Eventually, one day I was working on the WALKE and in our different duties, occasionally we worked in the same general area. We were working on the WALKE, and this was right at the time when the painters would come in and were painting below deck, putting the zinc chromate on the bare steel bulkheads/ and preparing to paint them. They hadn't done that yet, and we were all around working, and finally the noon-time whistle blew, so we sat around in the compartment eating lunch, and my father picked a soapstone, and for you ladies, a soapstone is to a steel bulkhead what chalk is to a blackboard. He picked up this chalk and he began drawing. I thought at first he was drawing his logo. My fathers logo was a swan. He could do it in one continuous swirling motion, and draw this beautiful swan, and it was his logo. Remember "Kilroy--Kilroy was here"? whenever you saw that little "Kilroy was here"? Well, whenever you saw a swan drawn anywhere in the Bath Iron Works, Fred was here. He didn't sign off his work Alfred Dargie, he signed with a swan.
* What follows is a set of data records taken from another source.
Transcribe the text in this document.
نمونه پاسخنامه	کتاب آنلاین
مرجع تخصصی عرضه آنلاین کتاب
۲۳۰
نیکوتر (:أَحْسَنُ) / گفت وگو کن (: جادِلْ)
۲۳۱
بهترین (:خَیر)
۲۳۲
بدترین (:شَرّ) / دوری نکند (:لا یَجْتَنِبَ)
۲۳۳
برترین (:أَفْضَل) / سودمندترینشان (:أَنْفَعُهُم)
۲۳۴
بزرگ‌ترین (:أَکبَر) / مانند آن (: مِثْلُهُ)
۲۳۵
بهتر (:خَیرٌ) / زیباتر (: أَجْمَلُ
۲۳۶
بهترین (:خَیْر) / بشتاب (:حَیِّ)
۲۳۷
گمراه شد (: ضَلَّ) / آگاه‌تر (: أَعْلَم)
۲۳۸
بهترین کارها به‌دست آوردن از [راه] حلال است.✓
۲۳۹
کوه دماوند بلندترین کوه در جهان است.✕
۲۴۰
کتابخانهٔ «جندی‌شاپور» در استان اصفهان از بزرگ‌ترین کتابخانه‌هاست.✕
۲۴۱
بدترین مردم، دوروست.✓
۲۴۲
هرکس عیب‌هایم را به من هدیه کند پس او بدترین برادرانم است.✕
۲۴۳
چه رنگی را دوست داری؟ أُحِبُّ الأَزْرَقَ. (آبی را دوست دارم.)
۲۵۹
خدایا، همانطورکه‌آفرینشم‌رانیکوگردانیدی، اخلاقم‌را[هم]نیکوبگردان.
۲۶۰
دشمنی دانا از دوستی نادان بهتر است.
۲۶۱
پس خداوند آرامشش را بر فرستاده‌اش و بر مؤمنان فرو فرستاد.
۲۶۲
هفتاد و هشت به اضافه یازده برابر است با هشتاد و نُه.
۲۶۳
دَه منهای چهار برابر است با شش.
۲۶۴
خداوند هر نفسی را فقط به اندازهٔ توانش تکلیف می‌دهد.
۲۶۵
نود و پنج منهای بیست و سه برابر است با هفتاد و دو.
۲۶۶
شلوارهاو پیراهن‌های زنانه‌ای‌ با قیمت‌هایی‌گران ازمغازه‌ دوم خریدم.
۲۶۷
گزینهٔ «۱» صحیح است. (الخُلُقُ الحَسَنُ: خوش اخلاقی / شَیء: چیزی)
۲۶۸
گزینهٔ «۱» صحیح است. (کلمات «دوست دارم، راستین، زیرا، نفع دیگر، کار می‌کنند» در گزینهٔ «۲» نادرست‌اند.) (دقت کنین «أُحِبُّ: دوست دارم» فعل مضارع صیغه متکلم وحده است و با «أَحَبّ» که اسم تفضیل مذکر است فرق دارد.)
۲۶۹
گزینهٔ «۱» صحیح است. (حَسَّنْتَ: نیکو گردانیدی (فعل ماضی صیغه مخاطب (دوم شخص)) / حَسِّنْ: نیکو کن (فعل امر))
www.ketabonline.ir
I thought he was drawing his swan, but he wasn't. Under his talented hand there began to emerge this beautiful dove in flight, at the background of white billowy clouds, and the sunshine behind the clouds, breaking bursts of sunlight coming through, and under this he drew a scroll. And so people began gathering around and looking at this, and he drew this scroll. And my father had taught himself calligraphy. He had the most beautiful Spencerian script I have ever seen. And in his beautiful Spencerian script, on that banner he wrote "God bless this ship and all who sail on her". And I don't know if he turned around and handed me the soapstone, or if I took it from his hand, but the next thing I knew I took it and I signed my name. And then as if it were planned, one at a time the dozen or so people, painters, chippers, shipfitters, welders that were watching us, one at a time stepped up and each one signed his name to that scroll. And the noontime whistle blew--lunch time was over, and the painter picked up his paint gun and very reluctantly sprayed over that bulkhead, sealing out the rust, which was inevitably to come, and also sealing my father's blessing into that bulkhead. And I asked him later why he had used the dove as the symbol. And he said at first he had thought of drawing Jesus on the cross, and asking God's blessing, but then it came to him he said, there will be some in the future that will not be Christians, and it probably wouldn't be fair' to them, so the dove is universally accepted because to the Christians the dove is a symbol of the holy spirit and to non-Christians it is the symbol of peace. So it would be acceptable to whoever served on that ship. And therefore started a little tradition called "the signing", and every destroyer from there on in to the end of the war, when the contract ceased, when it reached that stage of construction the people would say "Fred, when are you going to have the signing, and my father said probably Tuesday, and the word would spread through the shipyard, and on that Tuesday at noontime, people would come from all over the shipyard and stand and watch my father draw his dove of peace, the scroll with his name, and everyone would sign. And I have seen bulkheads completely, compartments completely filled with signatures/ even some of them writing on the overhead. People that never set foot on a boat.

There were accountants and bookkeepers from the other side of the yard that had no business on the ship, but you would see them in their white shirts and neckties signing. It was a tradition that was carried on.

This is a story that I hadn't told before because I didn't have the proper forum. That was 50 years ago. A little while ago, I asked what the count was tonight, how many people we had here, and I was told there was 130 people here tonight in this room. Now I'm going to submit to you that there are 130 bodies and there are 131 souls—and to that one extra soul—I say "Thanks pop". Thank you.